# Question 9106d

Dec 19, 2016

a)
Given $L = {t}^{2} \left({\dot{x}}^{2} / 2 - {x}^{6} / 6\right)$ the movement equations are obtained by doing

$\frac{d}{\mathrm{dt}} \left(\frac{\partial L}{\partial \dot{x}}\right) - \frac{\partial L}{\partial x} = 0$ giving

$\ddot{x} = - \left(2 \frac{\dot{x}}{t} + {x}^{5}\right)$

b)

The condition for invariance of $\int L \mathrm{dt}$ is given by

$\frac{\partial L}{\partial t} \tau + \frac{\partial L}{\partial x} \xi + \frac{\partial L}{\partial \dot{x}} \left(\frac{d \xi}{\mathrm{dt}} - \dot{x} \frac{d \tau}{\mathrm{dt}}\right) + L \frac{d \tau}{\mathrm{dt}} = 0$

Now expanding the total derivatives $\frac{d \xi}{\mathrm{dt}} , \frac{d \tau}{\mathrm{dt}}$ and substituting we arrive at

$\frac{\partial L}{\partial t} \tau + \frac{\partial L}{\partial x} \xi + \frac{\partial L}{\partial \dot{x}} \left(\frac{\partial \xi}{\partial t} + \frac{\partial \xi}{\partial x} \dot{x} - \dot{x} \frac{\partial \tau}{\partial t} - {\dot{x}}^{2} \frac{\partial \tau}{\partial x}\right) + L \left(\frac{\partial \tau}{\partial t} + \frac{\partial \tau}{\partial x} \dot{x}\right) = 0$

From $L$ we have

$\frac{\partial L}{\partial t} = t \left({\dot{x}}^{2} - \frac{1}{3} {x}^{6}\right)$
$\frac{\partial L}{\partial x} = - {t}^{2} {x}^{5}$
$\frac{\partial L}{\partial \dot{x}} = {t}^{2} \dot{x}$

Substituting and grouping the coefficients associated to the powers of $\dot{x}$ and equating to zero we have

{ ((x tau)/3+t xi + t x/6 (partial tau)/(partial t)=0), ((partial xi)/(partial t)-x^6/6 (partial tau)/(partial x) = 0), (t tau+t^2(partial xi)/(partial x) - t^2/2 (partial tau)/(partial t) = 0),((partial tau)/(partial x)=0):}

Now from the last equation, $\tau = \tau \left(t\right)$ substituting into the second equation $\xi = \xi \left(x\right)$ remaining the system of differential equations

{ (x/3 tau+t xi + t/6x (d tau)/(dt)=0), (t tau+t^2 (d xi)/(dx)-t^2/2 (d tau)/(dt)=0):}#

From inspection, the transformation is

$\tau = t$ and $\xi = - \frac{x}{2}$ so

$\int L \mathrm{dt}$ is invariant under the transformation group

$t ' = t + \epsilon t$
$x ' = x - \frac{1}{2} \epsilon x$

c) Suppose that $L \left(t , x , \dot{x}\right)$ is variationally invariant on ${t}_{i} , {t}_{f}$ under the former transformation.
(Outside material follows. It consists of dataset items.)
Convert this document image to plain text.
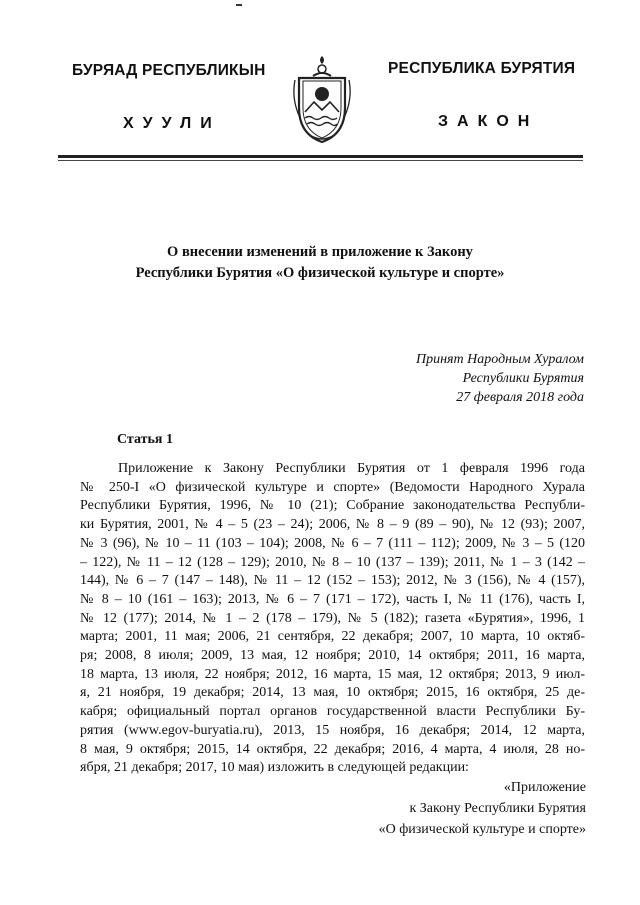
БУРЯАД РЕСПУБЛИКЫН	РЕСПУБЛИКА БУРЯТИЯ
ХУУЛИ	ЗАКОН
О внесении изменений в приложение к Закону
Республики Бурятия «О физической культуре и спорте»
Принят Народным Хуралом
Республики Бурятия
27 февраля 2018 года
Статья 1
Приложение к Закону Республики Бурятия от 1 февраля 1996 года
№ 250-I «О физической культуре и спорте» (Ведомости Народного Хурала
Республики Бурятия, 1996, № 10 (21); Собрание законодательства Республи-
ки Бурятия, 2001, № 4 – 5 (23 – 24); 2006, № 8 – 9 (89 – 90), № 12 (93); 2007,
№ 3 (96), № 10 – 11 (103 – 104); 2008, № 6 – 7 (111 – 112); 2009, № 3 – 5 (120
– 122), № 11 – 12 (128 – 129); 2010, № 8 – 10 (137 – 139); 2011, № 1 – 3 (142 –
144), № 6 – 7 (147 – 148), № 11 – 12 (152 – 153); 2012, № 3 (156), № 4 (157),
№ 8 – 10 (161 – 163); 2013, № 6 – 7 (171 – 172), часть I, № 11 (176), часть I,
№ 12 (177); 2014, № 1 – 2 (178 – 179), № 5 (182); газета «Бурятия», 1996, 1
марта; 2001, 11 мая; 2006, 21 сентября, 22 декабря; 2007, 10 марта, 10 октяб-
ря; 2008, 8 июля; 2009, 13 мая, 12 ноября; 2010, 14 октября; 2011, 16 марта,
18 марта, 13 июля, 22 ноября; 2012, 16 марта, 15 мая, 12 октября; 2013, 9 июл-
я, 21 ноября, 19 декабря; 2014, 13 мая, 10 октября; 2015, 16 октября, 25 де-
кабря; официальный портал органов государственной власти Республики Бу-
рятия (www.egov-buryatia.ru), 2013, 15 ноября, 16 декабря; 2014, 12 марта,
8 мая, 9 октября; 2015, 14 октября, 22 декабря; 2016, 4 марта, 4 июля, 28 но-
ября, 21 декабря; 2017, 10 мая) изложить в следующей редакции:
«Приложение
к Закону Республики Бурятия
«О физической культуре и спорте»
Then

$\frac{\partial L}{\partial \dot{x}} \xi + \left(L - \dot{x} \frac{\partial L}{\partial \dot{x}}\right) \tau = {C}^{t e}$

Substituting $\frac{\partial L}{\partial \dot{x}} , L , \xi , \tau$ we get

$\frac{{t}^{2} x \dot{x}}{2} + \frac{{t}^{3} {\dot{x}}^{2}}{2} + \frac{{t}^{3} {x}^{6}}{6} = {C}^{t e}$